Et presque aussitôt sauta sur le pont, à côté de Bokel tout essoufflé, un marin qu’il reconnut avec terreur.
C’était le loustic Filandru, patron de la chaloupe qui avait amené les passagers.
Le mauvais plaisant vint se camper sous le nez du tailleur et, tout ricanant:
—Eh! eh! fit-il, nous y venons donc à la marmite du bord, mon boulot?

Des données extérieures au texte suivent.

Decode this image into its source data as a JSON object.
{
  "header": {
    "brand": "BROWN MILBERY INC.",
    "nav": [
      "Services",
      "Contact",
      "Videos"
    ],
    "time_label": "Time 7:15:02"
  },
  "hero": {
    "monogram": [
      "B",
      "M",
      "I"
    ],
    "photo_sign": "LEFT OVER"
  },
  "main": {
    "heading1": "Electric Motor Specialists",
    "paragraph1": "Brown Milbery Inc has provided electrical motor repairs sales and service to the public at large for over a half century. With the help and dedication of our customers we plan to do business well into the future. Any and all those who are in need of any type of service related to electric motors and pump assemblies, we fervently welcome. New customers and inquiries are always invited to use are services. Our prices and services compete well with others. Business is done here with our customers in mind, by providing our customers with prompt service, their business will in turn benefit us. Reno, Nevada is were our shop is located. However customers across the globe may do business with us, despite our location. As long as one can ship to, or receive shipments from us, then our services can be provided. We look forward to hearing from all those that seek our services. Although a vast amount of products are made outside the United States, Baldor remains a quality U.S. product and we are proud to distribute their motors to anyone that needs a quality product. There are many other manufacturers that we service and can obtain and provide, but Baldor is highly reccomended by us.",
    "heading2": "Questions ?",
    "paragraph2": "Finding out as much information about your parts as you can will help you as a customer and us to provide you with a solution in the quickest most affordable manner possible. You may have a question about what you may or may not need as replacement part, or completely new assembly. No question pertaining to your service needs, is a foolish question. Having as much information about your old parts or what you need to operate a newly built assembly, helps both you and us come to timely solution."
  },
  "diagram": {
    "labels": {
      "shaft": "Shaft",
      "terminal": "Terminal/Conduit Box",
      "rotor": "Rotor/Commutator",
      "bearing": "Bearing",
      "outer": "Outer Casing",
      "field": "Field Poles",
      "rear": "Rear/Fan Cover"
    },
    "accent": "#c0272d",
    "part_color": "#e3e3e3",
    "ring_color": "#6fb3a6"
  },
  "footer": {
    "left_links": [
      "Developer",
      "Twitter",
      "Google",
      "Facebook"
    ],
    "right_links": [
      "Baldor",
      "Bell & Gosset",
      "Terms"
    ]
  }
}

Puis, ce fut un gros éclat de rire accompagnant encore ces paroles:
—Bon bouillon! bon bouillon!
Nous ne jurerions pas que l’épithète de «vil maraud!» dont il s’était servi à sa première rencontre avec Filandru, ne monta pas aux lèvres indignées de Bokel; mais il la retint au passage. En somme, ce grossier personnage, qui ne voyait en lui qu’une sorte de gîte à la noix, venait de lui sauver la vie, et puis, il faut l’avouer, sur ce pont de vaisseau où Filandru était, pour ainsi dire, chez lui, le tailleur avait perdu tout à coup la majeure partie de cette superbe qu’il montrait sur le solide plancher des vaches. Disons aussi que Filandru, rappelé par son devoir de patron de la chaloupe, qu’il s’agissait maintenant de hisser à bord, avait immédiatement tourné le dos à sa victime.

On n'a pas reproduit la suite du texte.